関数で綺麗にする

今日やったこと

def read_and_pre_process_asset_df(asset_file_path : str) -> pd.DataFrame :
    asset_name_ext = os.path.basename(asset_file_path)
    asset_name = os.path.splitext(asset_name_ext)[0]

    asset_df = pd.read_csv(asset_file_path, encoding = "utf-8", usecols = ['日付け','終値'])
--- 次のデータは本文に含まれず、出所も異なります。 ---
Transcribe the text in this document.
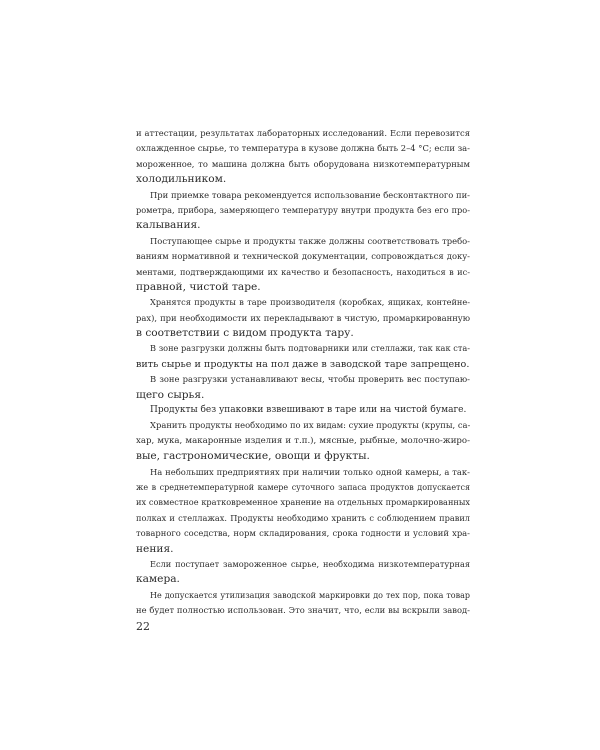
и аттестации, результатах лабораторных исследований. Если перевозится
охлажденное сырье, то температура в кузове должна быть 2–4 °С; если за-
мороженное, то машина должна быть оборудована низкотемпературным
холодильником.
При приемке товара рекомендуется использование бесконтактного пи-
рометра, прибора, замеряющего температуру внутри продукта без его про-
калывания.
Поступающее сырье и продукты также должны соответствовать требо-
ваниям нормативной и технической документации, сопровождаться доку-
ментами, подтверждающими их качество и безопасность, находиться в ис-
правной, чистой таре.
Хранятся продукты в таре производителя (коробках, ящиках, контейне-
рах), при необходимости их перекладывают в чистую, промаркированную
в соответствии с видом продукта тару.
В зоне разгрузки должны быть подтоварники или стеллажи, так как ста-
вить сырье и продукты на пол даже в заводской таре запрещено.
В зоне разгрузки устанавливают весы, чтобы проверить вес поступаю-
щего сырья.
Продукты без упаковки взвешивают в таре или на чистой бумаге.
Хранить продукты необходимо по их видам: сухие продукты (крупы, са-
хар, мука, макаронные изделия и т.п.), мясные, рыбные, молочно-жиро-
вые, гастрономические, овощи и фрукты.
На небольших предприятиях при наличии только одной камеры, а так-
же в среднетемпературной камере суточного запаса продуктов допускается
их совместное кратковременное хранение на отдельных промаркированных
полках и стеллажах. Продукты необходимо хранить с соблюдением правил
товарного соседства, норм складирования, срока годности и условий хра-
нения.
Если поступает замороженное сырье, необходима низкотемпературная
камера.
Не допускается утилизация заводской маркировки до тех пор, пока товар
не будет полностью использован. Это значит, что, если вы вскрыли завод-
22
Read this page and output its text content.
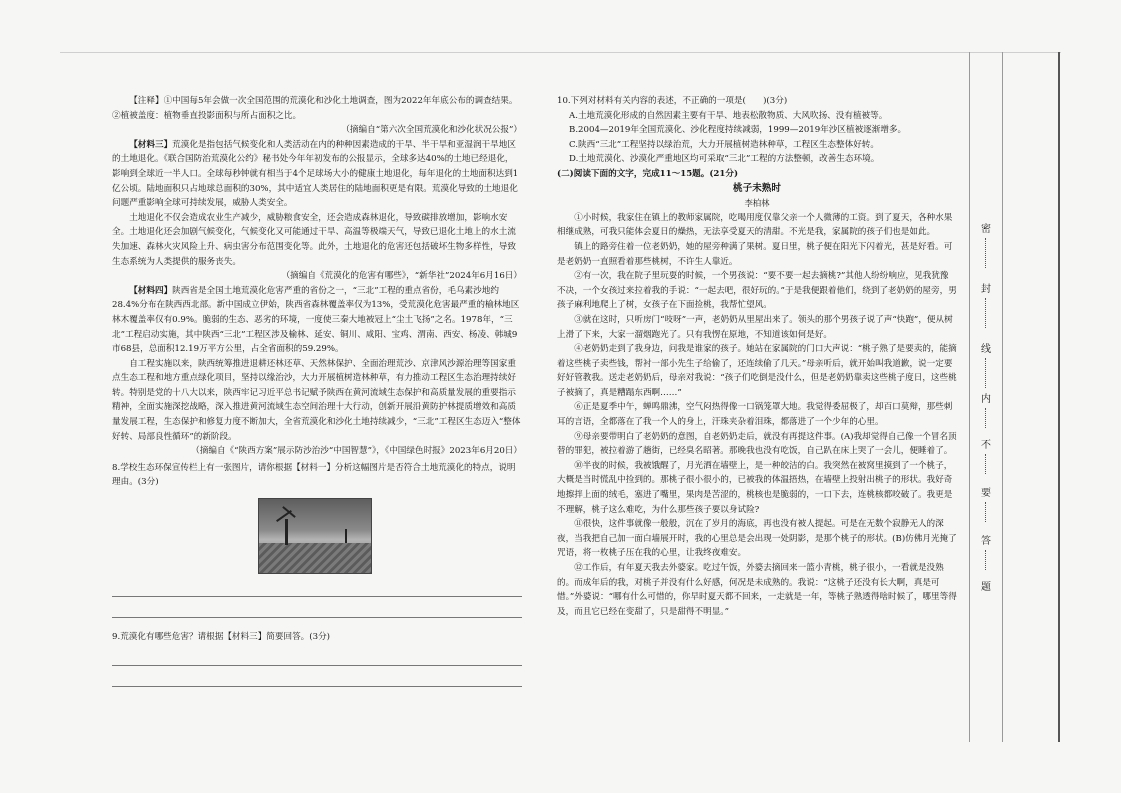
【注释】①中国每5年会做一次全国范围的荒漠化和沙化土地调查，图为2022年年底公布的调查结果。②植被盖度：植物垂直投影面积与所占面积之比。

（摘编自“第六次全国荒漠化和沙化状况公报”）

【材料三】荒漠化是指包括气候变化和人类活动在内的种种因素造成的干旱、半干旱和亚湿润干旱地区的土地退化。《联合国防治荒漠化公约》秘书处今年年初发布的公报显示，全球多达40%的土地已经退化，影响到全球近一半人口。全球每秒钟就有相当于4个足球场大小的健康土地退化，每年退化的土地面积达到1亿公顷。陆地面积只占地球总面积的30%，其中适宜人类居住的陆地面积更是有限。荒漠化导致的土地退化问题严重影响全球可持续发展，威胁人类安全。

土地退化不仅会造成农业生产减少，威胁粮食安全，还会造成森林退化，导致碳排放增加，影响水安全。土地退化还会加剧气候变化，气候变化又可能通过干旱、高温等极端天气，导致已退化土地上的水土流失加速、森林火灾风险上升、病虫害分布范围变化等。此外，土地退化的危害还包括破坏生物多样性，导致生态系统为人类提供的服务丧失。

（摘编自《荒漠化的危害有哪些》，“新华社”2024年6月16日）

【材料四】陕西省是全国土地荒漠化危害严重的省份之一，“三北”工程的重点省份，毛乌素沙地约28.4%分布在陕西西北部。新中国成立伊始，陕西省森林覆盖率仅为13%，受荒漠化危害最严重的榆林地区林木覆盖率仅有0.9%。脆弱的生态、恶劣的环境，一度使三秦大地被冠上“尘土飞扬”之名。1978年，“三北”工程启动实施，其中陕西“三北”工程区涉及榆林、延安、铜川、咸阳、宝鸡、渭南、西安、杨凌、韩城9市68县，总面积12.19万平方公里，占全省面积的59.29%。

自工程实施以来，陕西统筹推进退耕还林还草、天然林保护、全面治理荒沙、京津风沙源治理等国家重点生态工程和地方重点绿化项目，坚持以缘治沙，大力开展植树造林种草，有力推动工程区生态治理持续好转。特别是党的十八大以来，陕西牢记习近平总书记赋予陕西在黄河流域生态保护和高质量发展的重要指示精神，全面实施深挖战略，深入推进黄河流域生态空间治理十大行动，创新开展沿黄防护林提质增效和高质量发展工程，生态保护和修复力度不断加大，全省荒漠化和沙化土地持续减少，“三北”工程区生态迈入“整体好转、局部良性循环”的新阶段。

（摘编自《“陕西方案”展示防沙治沙“中国智慧”》，《中国绿色时报》2023年6月20日）

8.学校生态环保宣传栏上有一张图片，请你根据【材料一】分析这幅图片是否符合土地荒漠化的特点，说明理由。(3分)

9.荒漠化有哪些危害？请根据【材料三】简要回答。(3分)

10.下列对材料有关内容的表述，不正确的一项是(　　)(3分)

A.土地荒漠化形成的自然因素主要有干旱、地表松散物质、大风吹扬、没有植被等。

B.2004—2019年全国荒漠化、沙化程度持续减弱，1999—2019年沙区植被逐渐增多。

C.陕西“三北”工程坚持以绿治荒，大力开展植树造林种草，工程区生态整体好转。

D.土地荒漠化、沙漠化严重地区均可采取“三北”工程的方法整顿，改善生态环境。

(二)阅读下面的文字，完成11～15题。(21分)

桃子未熟时

李柏林

①小时候，我家住在镇上的教师家属院，吃喝用度仅靠父亲一个人微薄的工资。到了夏天，各种水果相继成熟，可我只能体会夏日的燥热，无法享受夏天的清甜。不光是我，家属院的孩子们也是如此。

镇上的路旁住着一位老奶奶，她的屋旁种满了果树。夏日里，桃子便在阳光下闪着光，甚是好看。可是老奶奶一直照看着那些桃树，不许生人靠近。

②有一次，我在院子里玩耍的时候，一个男孩说：“要不要一起去摘桃?”其他人纷纷响应，见我犹豫不决，一个女孩过来拉着我的手说：“一起去吧，很好玩的。”于是我便跟着他们，绕到了老奶奶的屋旁，男孩子麻利地爬上了树，女孩子在下面捡桃，我帮忙望风。

③就在这时，只听房门“吱呀”一声，老奶奶从里屋出来了。领头的那个男孩子说了声“快跑”，便从树上滑了下来，大家一溜烟跑光了。只有我愣在原地，不知道该如何是好。

④老奶奶走到了我身边，问我是谁家的孩子。她站在家属院的门口大声说：“桃子熟了是要卖的，能摘着这些桃子卖些钱，帮衬一部小先生子给偷了，还连续偷了几天。”母亲听后，就开始叫我道歉，说一定要好好管教我。送走老奶奶后，母亲对我说：“孩子们吃倒是没什么，但是老奶奶靠卖这些桃子度日，这些桃子被摘了，真是糟蹋东西啊……”

⑥正是夏季中午，蝉鸣鼎沸，空气闷热得像一口锅笼罩大地。我觉得委屈极了，却百口莫辩，那些刺耳的言语，全都落在了我一个人的身上，汗珠夹杂着泪珠，都落进了一个少年的心里。

⑨母亲要带明白了老奶奶的意图，自老奶奶走后，就没有再提这件事。(A)我却觉得自己像一个冒名顶替的罪犯，被拉着游了趟街，已经臭名昭著。那晚我也没有吃饭，自己趴在床上哭了一会儿，便睡着了。

⑩半夜的时候，我被饿醒了，月光洒在墙壁上，是一种皎洁的白。我突然在被窝里摸到了一个桃子，大概是当时慌乱中捡到的。那桃子很小很小的，已被我的体温捂热，在墙壁上投射出桃子的形状。我好奇地擦拌上面的绒毛，塞进了嘴里，果肉是苦涩的，桃核也是脆弱的，一口下去，连桃核都咬破了。我更是不理解，桃子这么难吃，为什么那些孩子要以身试险?

⑪很快，这件事就像一般般，沉在了岁月的海底，再也没有被人提起。可是在无数个寂静无人的深夜，当我把自己加一面白墙展开时，我的心里总是会出现一处阴影，是那个桃子的形状。(B)仿佛月光掩了咒语，将一枚桃子压在我的心里，让我终夜难安。

⑫工作后，有年夏天我去外婆家。吃过午饭，外婆去摘回来一篮小青桃，桃子很小，一看就是没熟的。而成年后的我，对桃子并没有什么好感，何况是未成熟的。我说：“这桃子还没有长大啊，真是可惜。”外婆说：“哪有什么可惜的，你早时夏天都不回来，一走就是一年，等桃子熟透得啥时候了，哪里等得及，而且它已经在变甜了，只是甜得不明显。”

密
封
线
内
不
要
答
题
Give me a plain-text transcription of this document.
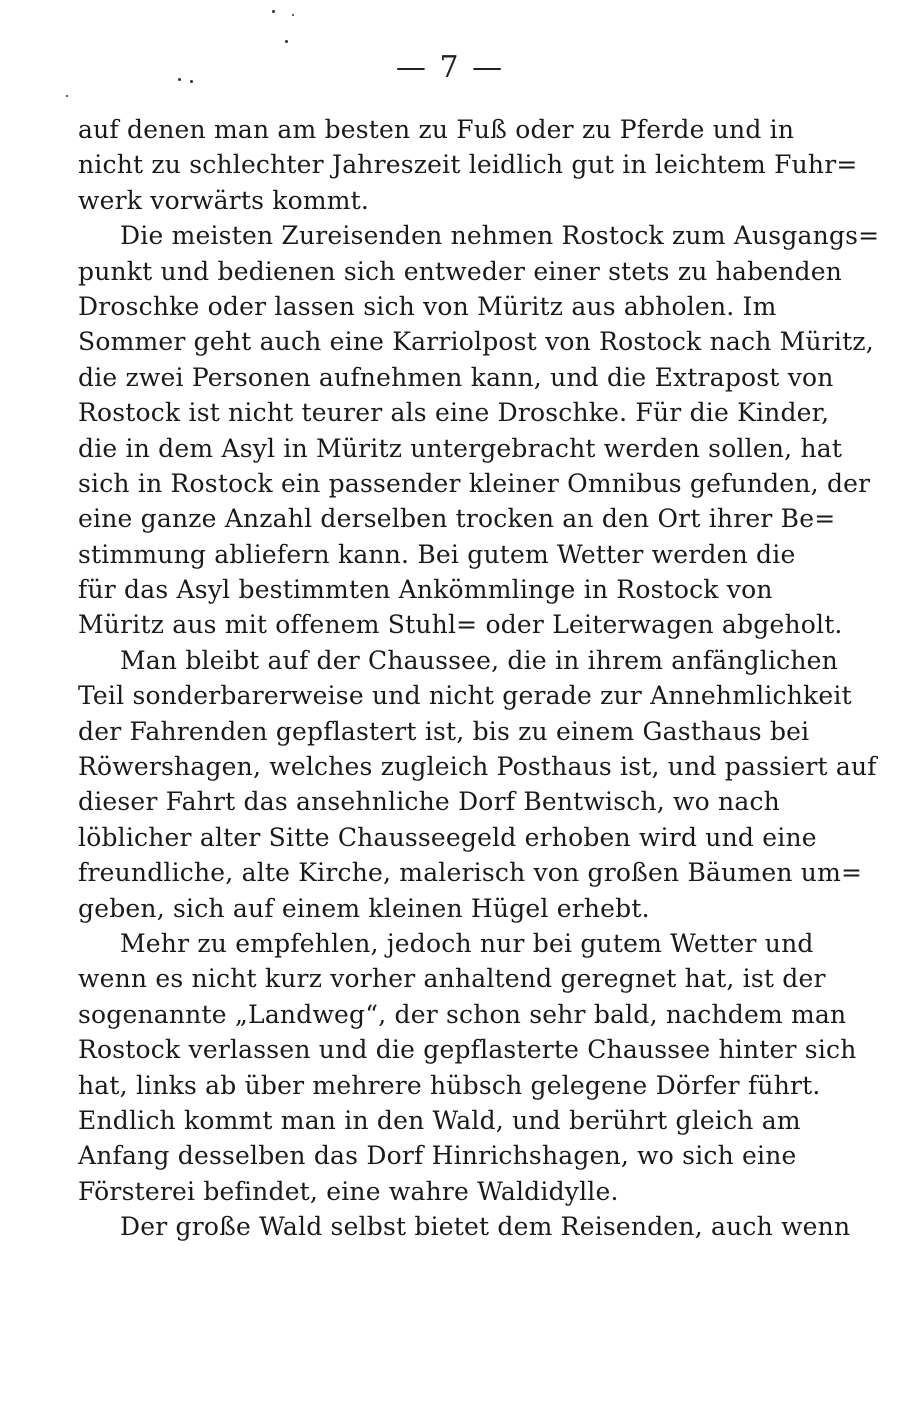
— 7 —
auf denen man am besten zu Fuß oder zu Pferde und in
nicht zu schlechter Jahreszeit leidlich gut in leichtem Fuhr=
werk vorwärts kommt.
Die meisten Zureisenden nehmen Rostock zum Ausgangs=
punkt und bedienen sich entweder einer stets zu habenden
Droschke oder lassen sich von Müritz aus abholen. Im
Sommer geht auch eine Karriolpost von Rostock nach Müritz,
die zwei Personen aufnehmen kann, und die Extrapost von
Rostock ist nicht teurer als eine Droschke. Für die Kinder,
die in dem Asyl in Müritz untergebracht werden sollen, hat
sich in Rostock ein passender kleiner Omnibus gefunden, der
eine ganze Anzahl derselben trocken an den Ort ihrer Be=
stimmung abliefern kann. Bei gutem Wetter werden die
für das Asyl bestimmten Ankömmlinge in Rostock von
Müritz aus mit offenem Stuhl= oder Leiterwagen abgeholt.
Man bleibt auf der Chaussee, die in ihrem anfänglichen
Teil sonderbarerweise und nicht gerade zur Annehmlichkeit
der Fahrenden gepflastert ist, bis zu einem Gasthaus bei
Röwershagen, welches zugleich Posthaus ist, und passiert auf
dieser Fahrt das ansehnliche Dorf Bentwisch, wo nach
löblicher alter Sitte Chausseegeld erhoben wird und eine
freundliche, alte Kirche, malerisch von großen Bäumen um=
geben, sich auf einem kleinen Hügel erhebt.
Mehr zu empfehlen, jedoch nur bei gutem Wetter und
wenn es nicht kurz vorher anhaltend geregnet hat, ist der
sogenannte „Landweg“, der schon sehr bald, nachdem man
Rostock verlassen und die gepflasterte Chaussee hinter sich
hat, links ab über mehrere hübsch gelegene Dörfer führt.
Endlich kommt man in den Wald, und berührt gleich am
Anfang desselben das Dorf Hinrichshagen, wo sich eine
Försterei befindet, eine wahre Waldidylle.
Der große Wald selbst bietet dem Reisenden, auch wenn
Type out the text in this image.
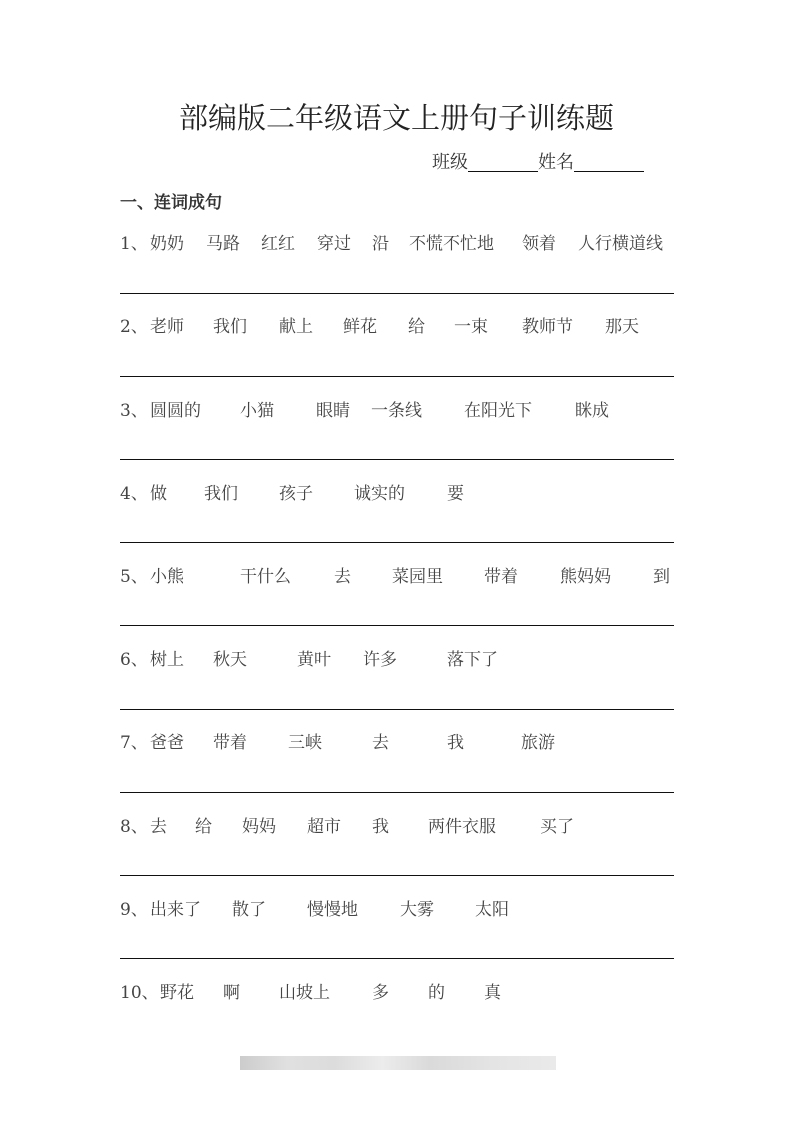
部编版二年级语文上册句子训练题
班级	姓名
一、连词成句
1、 奶奶 马路 红红 穿过 沿 不慌不忙地 领着 人行横道线
2、 老师 我们 献上 鲜花 给 一束 教师节 那天
3、 圆圆的 小猫 眼睛 一条线 在阳光下	眯成
4、 做 我们 孩子 诚实的 要
5、 小熊	干什么	去 菜园里 带着 熊妈妈 到
6、 树上 秋天	黄叶 许多	落下了
7、 爸爸 带着 三峡	去	我	旅游
8、 去 给 妈妈 超市 我 两件衣服	买了
9、 出来了 散了 慢慢地 大雾 太阳
10、 野花 啊 山坡上 多 的 真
    asset_df = asset_df.rename(columns = {'日付け' : 'Date', '終値' : asset_name})
    asset_df['Date'] = pd.to_datetime(asset_df['Date'], format = '%Y年%m月%d日')
    asset_df['Date'] = asset_df['Date'].dt.date

    return asset_df

def merge_df(df_list : list, on : str = 'Date') -> pd.DataFrame :
    total_df = df_list[0]
    for df in df_list[1:]:
        total_df = pd.merge(df, total_df, on = on)

    return total_df

def pre_process_total_df(total_df : pd.DataFrame) -> pd.DataFrame :
    total_df = total_df.sort_values(['Date'])
    total_df = total_df.set_index('Date')
    total_df = total_df.astype(str)\
                .applymap(lambda x: x.replace(',', ''))\
                .astype(float)
    return total_df

asset_file_paths = glob.glob('data/*.csv') #  dataディレクトリ直下のcsvファイル読み込み
asset_df_list = [read_and_pre_process_asset_df(asset_file_path)
                 for asset_file_path in asset_file_paths]
asset_total_df = merge_df(asset_df_list)
asset_total_df = pre_process_total_df(asset_total_df)

#  収益率を取得
df_return = asset_total_df.pct_change()
df_return = df_return.dropna()

ほぼうつしただけ

asset_df_list = [read_and_pre_process_asset_df(asset_file_path)
                 for asset_file_path in asset_file_paths]

ここはリストの各要素がpandasのデータフレームってこと?

.typeで型を見たらリストってでてきたけど、なんか不思議だった

ともあれ、複数のCSVを取り込んで、一つのデータフレームにまとめる作業はよく行う作業だろうから覚えておこう